Dr. Irving A. Breger, 62, a research chemist with the U.S. Geological Survey for 28 years before retiring in 1980, died Oct. 13 at Holy Cross Hospital after a heart attack. He lived in Silver Spring.
He was an authority in the field of geochemistry, with much of his work studying the relation between fossil fuels and uranium. He was editor-in-chief of "Organic Geochemistry," a technical publication, at the time of his death. He had been a consultant to the Los Alamos scientific laboratory since 1975.
In addition to his government work, he had been an adjunct professor of chemistry and earth sciences at American University, and a visiting professor of chemistry and geology at the University of Maryland where he helped set up that school's graduate program in organic geochemistry.
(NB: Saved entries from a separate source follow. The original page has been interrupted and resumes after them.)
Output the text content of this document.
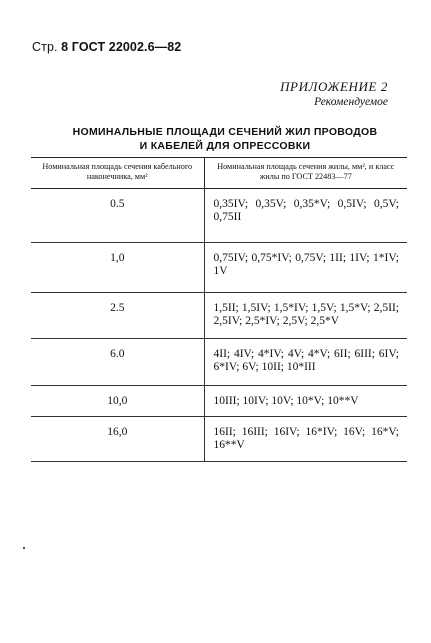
Стр. 8 ГОСТ 22002.6—82
ПРИЛОЖЕНИЕ 2
Рекомендуемое
НОМИНАЛЬНЫЕ ПЛОЩАДИ СЕЧЕНИЙ ЖИЛ ПРОВОДОВ
И КАБЕЛЕЙ ДЛЯ ОПРЕССОВКИ
Номинальная площадь сечения кабельного наконечника, мм²	Номинальная площадь сечения жилы, мм², и класс жилы по ГОСТ 22483—77
0.5	0,35IV; 0,35V; 0,35*V; 0,5IV; 0,5V; 0,75II
1,0	0,75IV; 0,75*IV; 0,75V; 1II; 1IV; 1*IV; 1V
2.5	1,5II; 1,5IV; 1,5*IV; 1,5V; 1,5*V; 2,5II; 2,5IV; 2,5*IV; 2,5V; 2,5*V
6.0	4II; 4IV; 4*IV; 4V; 4*V; 6II; 6III; 6IV; 6*IV; 6V; 10II; 10*III
10,0	10III; 10IV; 10V; 10*V; 10**V
16,0	16II; 16III; 16IV; 16*IV; 16V; 16*V; 16**V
Dr. Breger was a fellow of the American Institute of Chemists, and a member of the American Oil Chemists Society, and the International Association of Sedimentologists. He was a past chairman of the Geochemical Society, and helped establish the American Chemical Society's geochemistry division.
He was a native of Boston and earned a degree in chemistry at Worcester Polytechnical Institute. He earned a master's degree in organic chemistry and a doctorate in goechemistry at the Massachusetts Institute of Technology. He worked in private industry and for the War Department before joining the Geological Survey in 1952.
He was a member of B'nai B'rith, the National Association of Retired Persons, and area garden clubs.
Survivors include his wife, Ruth of Silver Spring; a son, Joel of Kensington; a daughter, Iris Wilbur; a sister, Ida Goldberg of Danvers, Mass., and two grandchildren.